Mais il est encore un autre objectif, plus digne et plus enviable. N'admirez-vous pas la souveraine aisance, avec laquelle le Christ guérissait les malades qu'on lui apportait: un regard, un geste de la main, une parole de consolation, et le patient s'en allait, délivré de son infirmité, mais surtout purifié au plus intime de son âme et de sa conscience. Ne devez vous pas ambitionner vous aussi d'étendre votre action jusqu'au plan moral ? Le sens d'une destinée humaine ne se limite pas à la jouissance ou au recouvrement d'une santé périssable. Il s'élargit infiniment jusqu' aux réalités ineffables de l'au-delà. Comment accepter la maladie et la souffrance; comment en tirer profit pour la purification de la vie affective et l'appréciation plus exacte des choses humaines. Voila des problèmes qui se posent à tout malade, et dont il cherche obscurément ou consciemment la solution. Si vous voulez aider à y répondre tous ceux qui auront recours à votre aide, vous n'aurez plus à craindre l'échec de vos efforts dans le domaine médical ni même l'incompréhension ou l'opposition de ceux qui prônent des méthodes différentes. Animés d'une charité profonde, vous poserez une action qui, outre son efficacité temporelle, acquiert une valeur d'éternité.

Le savant qui se consacre à des travaux tels que les vôtres ne sert pas une idole, mais, en s'efforçant de connaître les inépuisables ressources de la nature physique et de la nature vivante, il révèle chaque jour un peu plus les trésors déposés par le Créateur dans sa création. Il est comme un découvreur de terres nouvelles à la gloire de son Seigneur.
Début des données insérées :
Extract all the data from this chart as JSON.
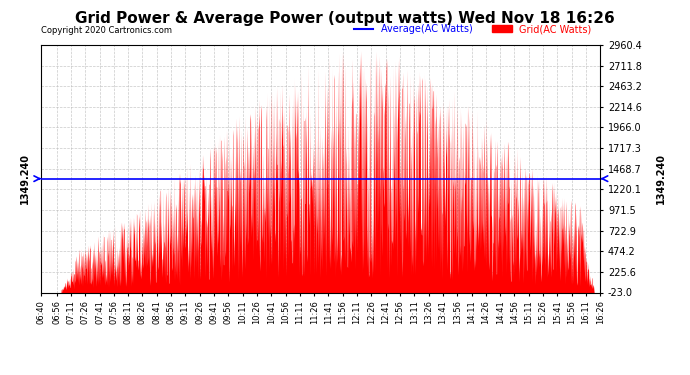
{
  "title": "Grid Power & Average Power (output watts) Wed Nov 18 16:26",
  "copyright": "Copyright 2020 Cartronics.com",
  "y_right_ticks": [
    2960.4,
    2711.8,
    2463.2,
    2214.6,
    1966.0,
    1717.3,
    1468.7,
    1220.1,
    971.5,
    722.9,
    474.2,
    225.6,
    -23.0
  ],
  "average_value": 1349.24,
  "average_label": "1349.240",
  "y_min": -23.0,
  "y_max": 2960.4,
  "legend_avg": "Average(AC Watts)",
  "legend_grid": "Grid(AC Watts)",
  "legend_avg_color": "#0000ff",
  "legend_grid_color": "#ff0000",
  "fill_color": "#ff0000",
  "avg_line_color": "#0000ff",
  "background_color": "#ffffff",
  "grid_color": "#bbbbbb",
  "title_fontsize": 11,
  "time_labels": [
    "06:40",
    "06:56",
    "07:11",
    "07:26",
    "07:41",
    "07:56",
    "08:11",
    "08:26",
    "08:41",
    "08:56",
    "09:11",
    "09:26",
    "09:41",
    "09:56",
    "10:11",
    "10:26",
    "10:41",
    "10:56",
    "11:11",
    "11:26",
    "11:41",
    "11:56",
    "12:11",
    "12:26",
    "12:41",
    "12:56",
    "13:11",
    "13:26",
    "13:41",
    "13:56",
    "14:11",
    "14:26",
    "14:41",
    "14:56",
    "15:11",
    "15:26",
    "15:41",
    "15:56",
    "16:11",
    "16:26"
  ]
}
Il est aussi dans la même mesure le bienfaiteur de ses frères les hommes, au service desquels il met immédiatement ou compte mettre le plus tôt possible le résultat de ses recherches. Votre part est belle, Messieurs, dans le travail pour l'humanité et Nous vous adressons bien volontiers les félicitations et les encouragements que vous pouvez attendre de Nous. Rien de ce qui touche à la science et au bonheur de l'humanité ne Nous laisse indifférents, et Nous formons pour le succès de votre labeur les vœux les plus cordiaux et les plus sincères.

Que le Dieu tout-puissant, par la Bénédiction Apostolique reçue de Notre main, répande sur vous-mêmes ici présents, sur vos familles et sur tous ceux qui vous sont chers, l'abondance de ses grâces et ses faveurs les plus précieuses.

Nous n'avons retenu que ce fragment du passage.